Rather incongruously there was a presentation on the pitch to award the Zambians their third place medals.
Heart of Sunshine.
DR Congo 2 Ghana 0 the CHAN final in Abidjan.
So to the final.
Some were queuing from 9am to get the (free) tickets to see the favourites Ghana win the first edition of this event.
They piled off the buses in numbers and endured some light rain showers prior to the 4pm kick off. Security was tighter as the president of the Ivory Coast will be attendance.
We had music, dancing and an entertaining simulated football game (sans ball) before the kick off. Followed by the presidential entourage, complete with various limousines, making an entrance.
The stadium is just about full and expecting Ghana to win.
Ghana do their prolonged huddle (all huddles are getting longer) and DRC their communal prayers.
From the start DRC settled quicker and passed it around. It was not long before the impressive (and best player award winner) Mputu causes danger though the teams go in goalless at half time.
Soon after DRC get the breakthrough as Kaluyituka heads in at the far post.

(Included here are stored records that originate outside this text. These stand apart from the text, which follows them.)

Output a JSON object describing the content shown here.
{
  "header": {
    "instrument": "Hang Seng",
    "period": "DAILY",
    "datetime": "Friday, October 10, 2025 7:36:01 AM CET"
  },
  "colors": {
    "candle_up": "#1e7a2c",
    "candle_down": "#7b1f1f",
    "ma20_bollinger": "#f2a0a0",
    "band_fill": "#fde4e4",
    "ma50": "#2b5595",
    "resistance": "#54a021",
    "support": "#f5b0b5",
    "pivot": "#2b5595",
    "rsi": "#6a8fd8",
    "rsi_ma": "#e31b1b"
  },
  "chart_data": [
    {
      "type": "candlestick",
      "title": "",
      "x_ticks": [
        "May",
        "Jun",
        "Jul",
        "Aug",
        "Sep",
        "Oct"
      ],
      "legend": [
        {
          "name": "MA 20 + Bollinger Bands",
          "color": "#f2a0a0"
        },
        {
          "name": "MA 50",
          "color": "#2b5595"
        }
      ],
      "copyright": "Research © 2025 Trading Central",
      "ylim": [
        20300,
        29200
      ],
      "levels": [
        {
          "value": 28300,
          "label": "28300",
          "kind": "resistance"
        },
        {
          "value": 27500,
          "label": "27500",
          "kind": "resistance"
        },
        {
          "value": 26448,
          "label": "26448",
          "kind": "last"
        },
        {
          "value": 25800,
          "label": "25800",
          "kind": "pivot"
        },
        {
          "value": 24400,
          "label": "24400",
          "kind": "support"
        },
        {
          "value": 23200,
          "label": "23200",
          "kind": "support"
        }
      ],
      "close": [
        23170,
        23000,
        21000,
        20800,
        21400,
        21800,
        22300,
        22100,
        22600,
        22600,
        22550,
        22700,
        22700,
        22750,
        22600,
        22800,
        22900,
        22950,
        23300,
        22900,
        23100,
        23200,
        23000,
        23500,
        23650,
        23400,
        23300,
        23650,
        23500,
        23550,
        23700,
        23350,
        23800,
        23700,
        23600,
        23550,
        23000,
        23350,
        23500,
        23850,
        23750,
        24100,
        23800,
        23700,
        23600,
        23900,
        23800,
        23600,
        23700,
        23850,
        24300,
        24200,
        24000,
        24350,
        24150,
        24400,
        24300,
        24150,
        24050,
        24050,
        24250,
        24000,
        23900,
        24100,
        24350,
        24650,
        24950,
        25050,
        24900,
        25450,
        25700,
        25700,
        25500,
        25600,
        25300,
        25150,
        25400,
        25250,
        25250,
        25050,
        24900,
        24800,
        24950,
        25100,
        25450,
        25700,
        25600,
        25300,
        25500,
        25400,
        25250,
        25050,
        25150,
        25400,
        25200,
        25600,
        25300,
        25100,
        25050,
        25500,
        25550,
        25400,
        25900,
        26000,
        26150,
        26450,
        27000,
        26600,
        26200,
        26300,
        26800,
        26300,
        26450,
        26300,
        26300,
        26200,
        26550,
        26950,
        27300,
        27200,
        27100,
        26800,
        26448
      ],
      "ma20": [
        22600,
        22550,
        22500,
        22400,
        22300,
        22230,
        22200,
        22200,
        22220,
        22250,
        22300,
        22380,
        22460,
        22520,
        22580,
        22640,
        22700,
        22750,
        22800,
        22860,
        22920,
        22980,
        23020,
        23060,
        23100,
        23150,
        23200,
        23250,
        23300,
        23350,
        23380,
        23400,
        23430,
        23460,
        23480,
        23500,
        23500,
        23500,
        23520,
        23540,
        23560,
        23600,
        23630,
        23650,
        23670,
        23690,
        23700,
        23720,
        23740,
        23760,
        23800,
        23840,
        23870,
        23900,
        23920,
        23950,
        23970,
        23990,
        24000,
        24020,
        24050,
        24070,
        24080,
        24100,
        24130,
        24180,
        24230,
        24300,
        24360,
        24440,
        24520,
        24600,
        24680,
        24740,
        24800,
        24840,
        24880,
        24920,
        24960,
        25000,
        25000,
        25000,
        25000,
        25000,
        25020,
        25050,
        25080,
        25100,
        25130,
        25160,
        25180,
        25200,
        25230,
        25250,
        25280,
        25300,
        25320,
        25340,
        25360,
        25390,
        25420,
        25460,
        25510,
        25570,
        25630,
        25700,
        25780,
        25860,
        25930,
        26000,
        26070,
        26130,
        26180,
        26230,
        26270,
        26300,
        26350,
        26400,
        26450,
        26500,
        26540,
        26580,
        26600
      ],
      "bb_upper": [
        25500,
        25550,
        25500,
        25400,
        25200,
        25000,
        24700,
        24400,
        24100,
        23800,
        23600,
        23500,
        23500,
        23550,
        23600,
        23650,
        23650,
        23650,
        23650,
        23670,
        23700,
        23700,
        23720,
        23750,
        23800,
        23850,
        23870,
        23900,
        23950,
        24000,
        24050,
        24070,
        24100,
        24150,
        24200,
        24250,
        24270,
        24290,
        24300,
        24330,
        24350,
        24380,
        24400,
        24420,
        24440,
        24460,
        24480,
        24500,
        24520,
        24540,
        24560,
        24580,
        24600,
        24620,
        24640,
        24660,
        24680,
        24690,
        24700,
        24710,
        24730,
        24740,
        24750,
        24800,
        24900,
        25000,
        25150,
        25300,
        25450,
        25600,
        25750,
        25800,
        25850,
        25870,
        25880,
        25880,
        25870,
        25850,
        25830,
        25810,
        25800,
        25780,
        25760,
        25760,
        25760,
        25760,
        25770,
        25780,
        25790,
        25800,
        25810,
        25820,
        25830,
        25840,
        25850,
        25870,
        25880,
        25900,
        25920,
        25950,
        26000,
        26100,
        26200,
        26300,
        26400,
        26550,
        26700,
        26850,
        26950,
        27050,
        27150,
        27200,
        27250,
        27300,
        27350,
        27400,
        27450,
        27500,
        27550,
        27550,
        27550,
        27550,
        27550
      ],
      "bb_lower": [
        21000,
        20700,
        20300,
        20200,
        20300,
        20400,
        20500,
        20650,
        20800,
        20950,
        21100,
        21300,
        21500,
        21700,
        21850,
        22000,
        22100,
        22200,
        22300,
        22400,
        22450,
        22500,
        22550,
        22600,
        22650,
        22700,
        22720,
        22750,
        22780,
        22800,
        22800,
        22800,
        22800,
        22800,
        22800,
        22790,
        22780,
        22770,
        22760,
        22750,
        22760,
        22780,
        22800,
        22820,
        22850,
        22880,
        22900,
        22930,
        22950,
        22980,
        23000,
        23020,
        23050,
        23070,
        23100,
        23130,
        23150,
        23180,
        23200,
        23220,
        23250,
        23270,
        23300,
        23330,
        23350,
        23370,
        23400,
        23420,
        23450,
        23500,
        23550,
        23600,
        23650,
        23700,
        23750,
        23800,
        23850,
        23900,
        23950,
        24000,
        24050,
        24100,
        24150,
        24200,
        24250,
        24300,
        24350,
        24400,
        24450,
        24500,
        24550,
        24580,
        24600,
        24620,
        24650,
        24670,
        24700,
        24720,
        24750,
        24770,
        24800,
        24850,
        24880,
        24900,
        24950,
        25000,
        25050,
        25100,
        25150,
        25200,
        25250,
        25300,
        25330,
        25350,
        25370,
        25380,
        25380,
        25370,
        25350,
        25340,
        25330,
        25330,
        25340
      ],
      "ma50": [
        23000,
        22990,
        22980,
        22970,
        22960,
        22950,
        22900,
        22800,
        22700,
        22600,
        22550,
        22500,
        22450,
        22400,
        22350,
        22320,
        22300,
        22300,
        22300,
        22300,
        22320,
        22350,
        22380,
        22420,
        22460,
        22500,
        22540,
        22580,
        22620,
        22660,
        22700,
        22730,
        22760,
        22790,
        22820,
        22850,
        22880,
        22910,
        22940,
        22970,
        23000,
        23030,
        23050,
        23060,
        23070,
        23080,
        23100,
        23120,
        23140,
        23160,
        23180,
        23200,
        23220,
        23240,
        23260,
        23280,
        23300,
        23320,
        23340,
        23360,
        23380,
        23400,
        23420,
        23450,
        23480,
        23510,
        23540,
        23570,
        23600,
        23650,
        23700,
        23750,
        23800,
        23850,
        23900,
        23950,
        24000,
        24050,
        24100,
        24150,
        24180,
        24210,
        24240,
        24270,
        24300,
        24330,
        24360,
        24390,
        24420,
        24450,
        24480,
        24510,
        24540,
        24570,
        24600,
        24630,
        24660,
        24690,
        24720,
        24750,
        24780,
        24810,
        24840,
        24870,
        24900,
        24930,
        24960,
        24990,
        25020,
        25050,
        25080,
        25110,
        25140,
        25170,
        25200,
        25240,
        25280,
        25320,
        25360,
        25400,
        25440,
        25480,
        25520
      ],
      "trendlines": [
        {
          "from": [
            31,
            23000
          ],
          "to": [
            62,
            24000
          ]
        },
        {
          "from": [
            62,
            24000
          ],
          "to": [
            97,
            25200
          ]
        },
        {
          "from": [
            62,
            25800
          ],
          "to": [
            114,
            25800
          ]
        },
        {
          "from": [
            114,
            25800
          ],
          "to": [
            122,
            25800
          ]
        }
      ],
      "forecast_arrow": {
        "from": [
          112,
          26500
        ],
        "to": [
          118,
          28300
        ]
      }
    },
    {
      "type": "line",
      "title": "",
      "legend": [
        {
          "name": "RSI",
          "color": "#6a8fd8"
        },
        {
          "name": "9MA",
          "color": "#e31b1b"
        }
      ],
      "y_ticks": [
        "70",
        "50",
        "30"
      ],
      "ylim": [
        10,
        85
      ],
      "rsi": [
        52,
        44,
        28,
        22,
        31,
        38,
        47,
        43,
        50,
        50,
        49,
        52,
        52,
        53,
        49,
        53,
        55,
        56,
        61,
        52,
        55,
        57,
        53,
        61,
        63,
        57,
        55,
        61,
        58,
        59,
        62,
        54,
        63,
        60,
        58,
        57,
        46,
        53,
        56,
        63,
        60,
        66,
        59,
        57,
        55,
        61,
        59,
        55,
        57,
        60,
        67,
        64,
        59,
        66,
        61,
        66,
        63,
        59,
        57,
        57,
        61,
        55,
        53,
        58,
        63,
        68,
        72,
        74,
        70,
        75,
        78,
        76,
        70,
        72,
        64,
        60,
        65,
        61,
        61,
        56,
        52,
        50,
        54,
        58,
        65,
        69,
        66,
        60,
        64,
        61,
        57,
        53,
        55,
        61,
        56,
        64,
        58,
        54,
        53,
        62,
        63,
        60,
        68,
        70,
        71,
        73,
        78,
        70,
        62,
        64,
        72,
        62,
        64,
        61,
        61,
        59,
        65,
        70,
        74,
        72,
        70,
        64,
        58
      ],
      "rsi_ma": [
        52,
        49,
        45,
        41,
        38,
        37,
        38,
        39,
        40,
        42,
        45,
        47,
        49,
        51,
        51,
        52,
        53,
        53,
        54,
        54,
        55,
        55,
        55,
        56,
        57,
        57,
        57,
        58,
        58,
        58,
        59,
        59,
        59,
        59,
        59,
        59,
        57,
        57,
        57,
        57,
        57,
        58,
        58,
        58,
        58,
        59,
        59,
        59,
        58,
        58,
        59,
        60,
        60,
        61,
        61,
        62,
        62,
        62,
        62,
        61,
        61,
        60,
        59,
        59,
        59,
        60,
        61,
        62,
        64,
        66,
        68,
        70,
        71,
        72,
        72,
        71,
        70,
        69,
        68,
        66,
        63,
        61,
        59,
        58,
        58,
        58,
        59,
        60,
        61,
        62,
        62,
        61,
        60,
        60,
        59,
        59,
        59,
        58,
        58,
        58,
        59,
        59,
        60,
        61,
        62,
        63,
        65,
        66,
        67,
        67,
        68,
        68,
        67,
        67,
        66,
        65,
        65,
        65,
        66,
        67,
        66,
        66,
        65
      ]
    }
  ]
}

Though Ghana did try to step up the pace they seemed tired and in the end frustrated.
Mbenza's goal settled the game and though DRC did tend to overindulge the tricks the crowd by now had switched allegiance and recognised a worthy winner.
The Leopards, especially goalie Kidiaba, enjoyed their celebrations as captain Gladys Bokese collected the trophy from president Laurent Gbagbo.
Time will tell how this event progresses.
But, in the main, the quality of these five games was good despite lacking many obvious standout forwards. Some of the players are sure to find places in European leagues.
Certainly it meant a lot to DR Congo who had large crowds greet them on their return to Kinshasa.
In 2011 the competition , with 16 teams rather than 8, is scheduled to be in Sudan.
An interesting choice of location given the present political situation.
Time will tell how the event progresses.